AN AMATEUR archaeologist has struck gold while excavating a former medieval rubbish dump on a city centre dig in York.

History enthusiast, Richard Daniel, 50, unearthed a 14th century gold coin while working on York Archaeological Trust’s Hungate dig.

Mr Daniel, a railway controller from the Wigginton Road area, said: “I was trowelling in the centre of the community team in soft gritty earth when something the size of a modern five pence piece appeared in shiny gold.

“When I saw how excited everyone around Hungate was, and I was told this is the only gold ever found on site in three years, it was clear how lucky I had been.”

He said he had once been a spectator at the famous Coppergate dig where the Jorvik Viking Centre now stands and said he never thought he would be able to actually get hands-on experience.

He said: “I’ve been volunteering through the Greater York Archaeology Project for 18 months – it’s great to learn about archaeology techniques and see others across a broad spectrum of ages able to do the same. “What has been achieved by the whole team is testament to their dedication in sifting through so much history in three years.”
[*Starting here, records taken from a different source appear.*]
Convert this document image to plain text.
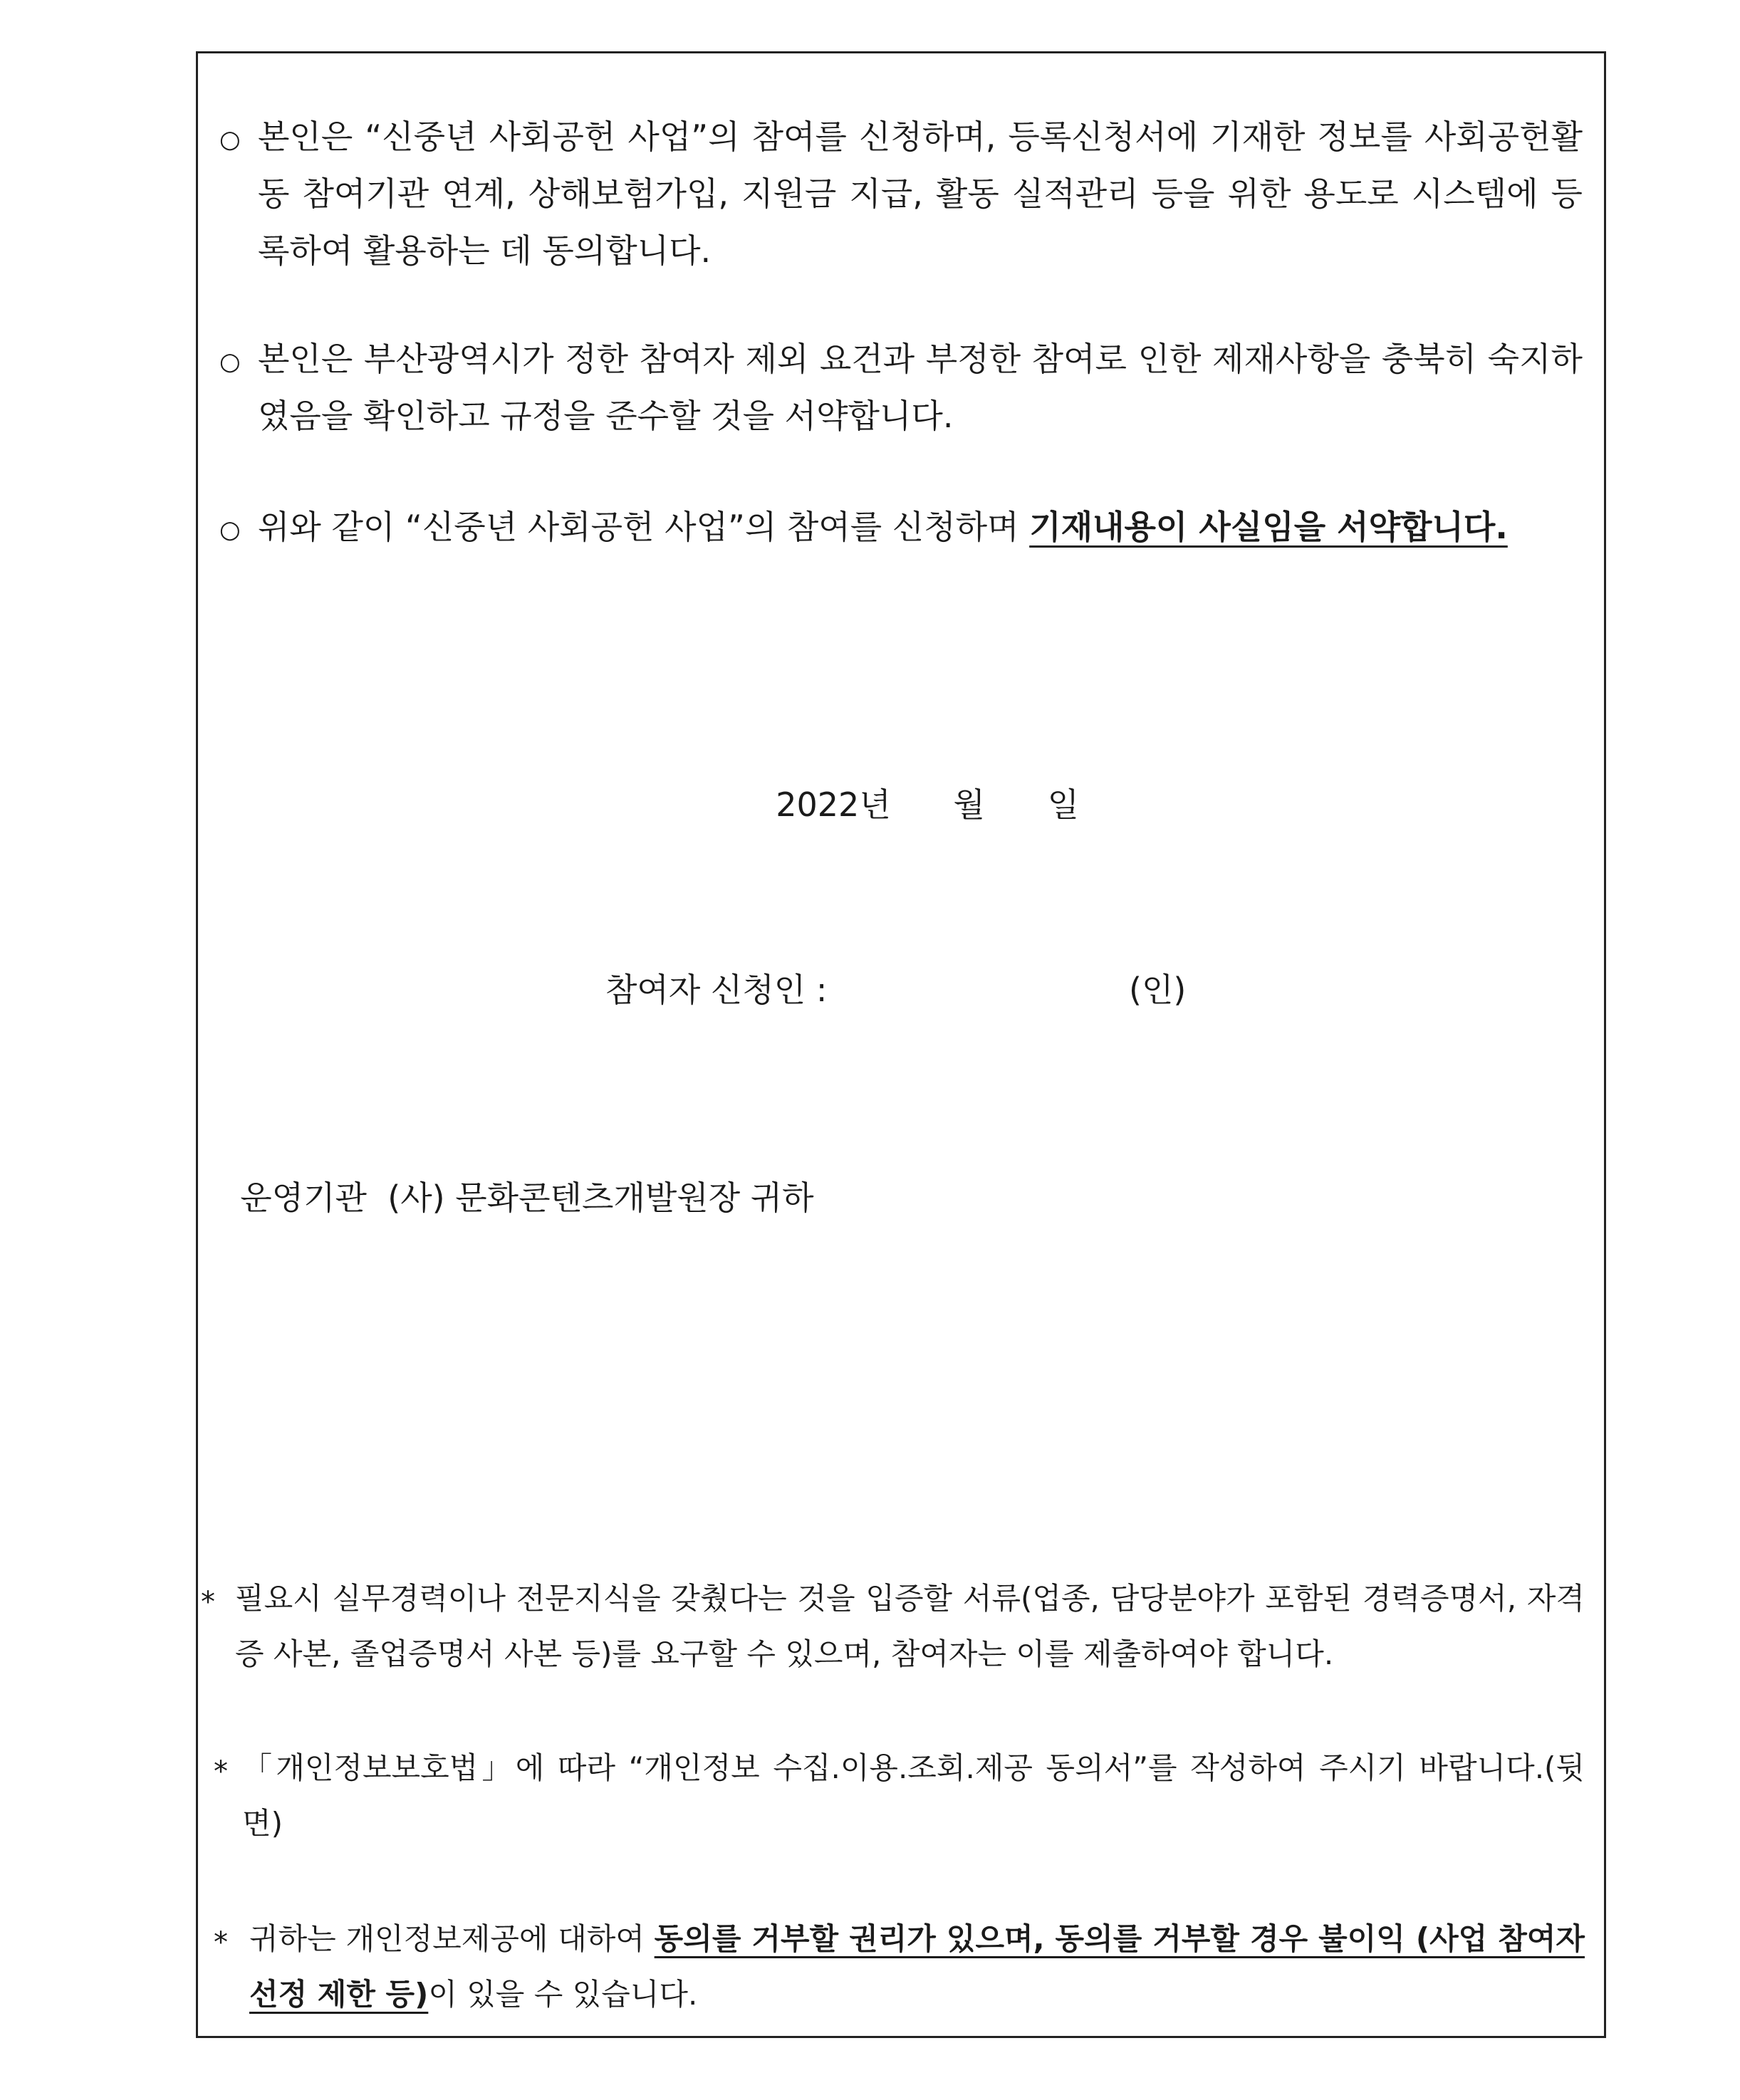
○ 본인은 “신중년 사회공헌 사업”의 참여를 신청하며, 등록신청서에 기재한 정보를 사회공헌활동 참여기관 연계, 상해보험가입, 지원금 지급, 활동 실적관리 등을 위한 용도로 시스템에 등록하여 활용하는 데 동의합니다.
○ 본인은 부산광역시가 정한 참여자 제외 요건과 부정한 참여로 인한 제재사항을 충북히 숙지하였음을 확인하고 규정을 준수할 것을 서약합니다.
○ 위와 같이 “신중년 사회공헌 사업”의 참여를 신청하며 기재내용이 사실임을 서약합니다.

2022년 월 일

참여자 신청인 :	(인)

운영기관 (사) 문화콘텐츠개발원장 귀하

* 필요시 실무경력이나 전문지식을 갖췄다는 것을 입증할 서류(업종, 담당분야가 포함된 경력증명서, 자격증 사본, 졸업증명서 사본 등)를 요구할 수 있으며, 참여자는 이를 제출하여야 합니다.
* 「개인정보보호법」에 따라 “개인정보 수집.이용.조회.제공 동의서”를 작성하여 주시기 바랍니다.(뒷면)
* 귀하는 개인정보제공에 대하여 동의를 거부할 권리가 있으며, 동의를 거부할 경우 불이익 (사업 참여자 선정 제한 등)이 있을 수 있습니다.
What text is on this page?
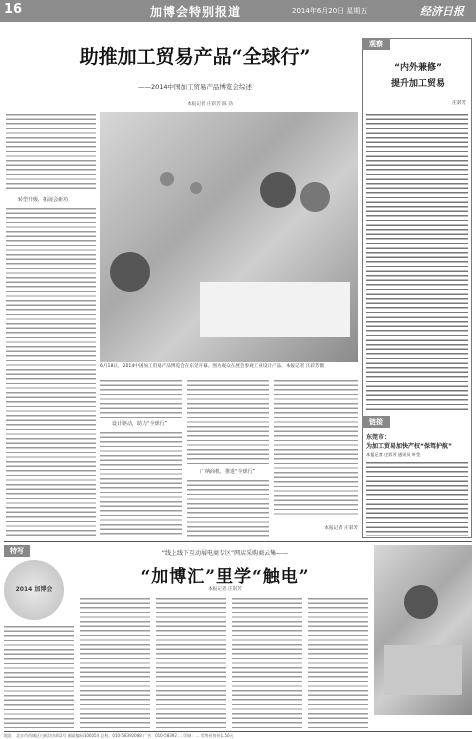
16	加博会特别报道	2014年6月20日 星期五	经济日报
助推加工贸易产品“全球行”
——2014中国加工贸易产品博览会综述
本报记者 庄彩芳 陈 劲
转型升级，拓展会新功
6月18日，2014中国加工贸易产品博览会在东莞开幕。图为观众在展会参观工业设计产品。本报记者 庄彩芳摄
设计驱动，助力“全球行”
广纳商机，推进“全球行”
本报记者 庄彩芳
观察
“内外兼修”
提升加工贸易
庄彩芳
链接
东莞市：
为加工贸易加快产权“保驾护航”
本报记者 庄彩芳 通讯员 叶莹
特写
2014 加博会
“线上线下互动展电商专区”网店采购商云集——
“加博汇”里学“触电”
本报记者 庄彩芳
地址：北京市西城区白纸坊东街2号 邮政编码100054 总机：010-58392088 广告：010-58392 … 印刷：… 零售价每份1.50元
Mr Daniel is a team member of the Greater York Community Archaeology Project at the Hungate dig – a scheme which aims to enable people in York to explore the archaeology and history of the city.

The coin, known as a Quarter Noble was found two weeks ago and is estimated to be worth about £200, but back in the reign of Edward III, it’s loss would have been a bitter blow to its owner.

Jon Kenny, community archaeologist at York Archaeological Trust, said: “It would be fair to say that it’s the sort of thing that, if you weren’t that wealthy, it could have been your life savings.

“Whoever lost it would have really regretted it.

“It is amazing to see how something made of gold remains so bright and untarnished despite being in the ground for hundreds of years.”